Après une pause hivernale, Gaia s’est repositionné au centre du Chili, dans la marina d’Algarrobo qui se trouve à une latitude d’environ 33°S. Nous nous étions fixés comme objectif de route la Polynésie française, plus précisément les îles des Gambiers à une latitude de 23°S. Les longitudes à parcourir vont de 72°W à 135°W, soit une importante distance de 3360 miles nautiques (6220 kilomètres) en ligne directe.

La ligne directe est en fait représentée sur le globe terrestre par l’orthodromie, soit un arc de grand cercle reliant le point de départ au point d’arrivée. Dans notre configuration, cette trajectoire est légèrement incurvée en direction du pôle Sud. Le chemin le plus court aurait donc été de prendre tout d’abord un cap vers l’ouest avant de remonter progressivement au nord-ouest pour se rapprocher de l’équateur.

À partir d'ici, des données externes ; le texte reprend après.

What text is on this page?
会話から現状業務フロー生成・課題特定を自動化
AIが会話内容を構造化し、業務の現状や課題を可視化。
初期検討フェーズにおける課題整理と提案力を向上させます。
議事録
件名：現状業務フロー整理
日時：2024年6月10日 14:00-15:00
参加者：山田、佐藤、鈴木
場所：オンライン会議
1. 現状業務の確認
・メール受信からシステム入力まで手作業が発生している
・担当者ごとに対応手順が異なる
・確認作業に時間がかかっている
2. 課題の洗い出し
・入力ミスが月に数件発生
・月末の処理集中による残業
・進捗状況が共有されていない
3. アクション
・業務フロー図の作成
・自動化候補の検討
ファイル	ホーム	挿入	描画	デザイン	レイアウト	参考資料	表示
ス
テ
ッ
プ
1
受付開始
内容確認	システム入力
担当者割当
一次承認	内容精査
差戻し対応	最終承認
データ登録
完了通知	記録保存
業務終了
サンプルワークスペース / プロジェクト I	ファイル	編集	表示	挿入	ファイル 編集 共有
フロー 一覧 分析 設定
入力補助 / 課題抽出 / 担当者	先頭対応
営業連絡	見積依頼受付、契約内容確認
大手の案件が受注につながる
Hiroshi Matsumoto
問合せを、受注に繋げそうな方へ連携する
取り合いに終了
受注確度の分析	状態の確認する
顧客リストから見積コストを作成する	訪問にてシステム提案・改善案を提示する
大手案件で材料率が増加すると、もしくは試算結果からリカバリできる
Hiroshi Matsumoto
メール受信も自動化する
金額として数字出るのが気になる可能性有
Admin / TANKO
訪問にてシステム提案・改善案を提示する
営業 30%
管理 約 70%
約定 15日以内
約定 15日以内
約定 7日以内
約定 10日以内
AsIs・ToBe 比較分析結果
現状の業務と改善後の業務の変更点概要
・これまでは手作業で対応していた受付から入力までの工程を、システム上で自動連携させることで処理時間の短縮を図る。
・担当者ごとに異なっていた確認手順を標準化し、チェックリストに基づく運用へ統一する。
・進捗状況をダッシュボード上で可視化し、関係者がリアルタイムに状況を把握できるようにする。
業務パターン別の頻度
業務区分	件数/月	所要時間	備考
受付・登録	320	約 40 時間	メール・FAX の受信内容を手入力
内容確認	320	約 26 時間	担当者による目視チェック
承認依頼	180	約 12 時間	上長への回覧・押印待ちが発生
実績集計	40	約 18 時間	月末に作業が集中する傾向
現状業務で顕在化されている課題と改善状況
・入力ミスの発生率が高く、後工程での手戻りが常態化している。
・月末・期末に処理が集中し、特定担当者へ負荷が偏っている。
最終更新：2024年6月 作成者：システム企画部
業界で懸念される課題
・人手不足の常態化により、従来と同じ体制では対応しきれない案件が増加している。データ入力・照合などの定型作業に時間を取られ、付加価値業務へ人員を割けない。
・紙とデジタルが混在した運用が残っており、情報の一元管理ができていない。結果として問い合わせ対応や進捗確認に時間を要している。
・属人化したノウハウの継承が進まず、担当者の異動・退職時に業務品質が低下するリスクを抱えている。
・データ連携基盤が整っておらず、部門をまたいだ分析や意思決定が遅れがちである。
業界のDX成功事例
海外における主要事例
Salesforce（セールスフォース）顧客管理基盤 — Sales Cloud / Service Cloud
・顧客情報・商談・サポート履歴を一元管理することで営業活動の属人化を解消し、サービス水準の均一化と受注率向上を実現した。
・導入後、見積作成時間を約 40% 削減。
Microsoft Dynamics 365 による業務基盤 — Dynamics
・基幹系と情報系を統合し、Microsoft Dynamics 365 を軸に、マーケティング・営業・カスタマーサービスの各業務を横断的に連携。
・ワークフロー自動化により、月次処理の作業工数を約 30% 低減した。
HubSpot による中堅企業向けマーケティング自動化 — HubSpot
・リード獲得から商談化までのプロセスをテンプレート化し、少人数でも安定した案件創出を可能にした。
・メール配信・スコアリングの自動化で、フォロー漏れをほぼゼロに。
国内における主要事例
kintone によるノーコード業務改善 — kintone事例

On aurait donc pu s’attendre à suivre cette route directe en profitant de l’alizé du sud-est qui aurait dû être au rendez-vous selon la théorie. Mais tel ne fut pas le cas puisque la latitude de 35°S était occupée par un anticyclone, avec des vents nuls à faibles, voire des dépressions qui remontaient du sud, avec des vents contraires.

 La configuration du vent au cours du parcours. En noir, l’orthodromie.

 La route effectivement suivie par Gaia.

Même si elles avaient été envisagées, des escales sur l’île de San Juan Bautista (île Robinson) et sur l’île de Pâques n’étaient donc pas possibles, ce qui nous a obligés à parcourir toute la distance d’une seule traite. Après le départ le 15 janvier, nous avons pris un cap bien au nord de 320° afin de contourner le gros anticyclone mentionné plus haut. Pendant les deux premières semaines, nous avons en permanence été appelés à optimiser la route de façon à éviter les vents faibles régnant au sud tout en évitant de trop allonger la route en tirant trop de nord.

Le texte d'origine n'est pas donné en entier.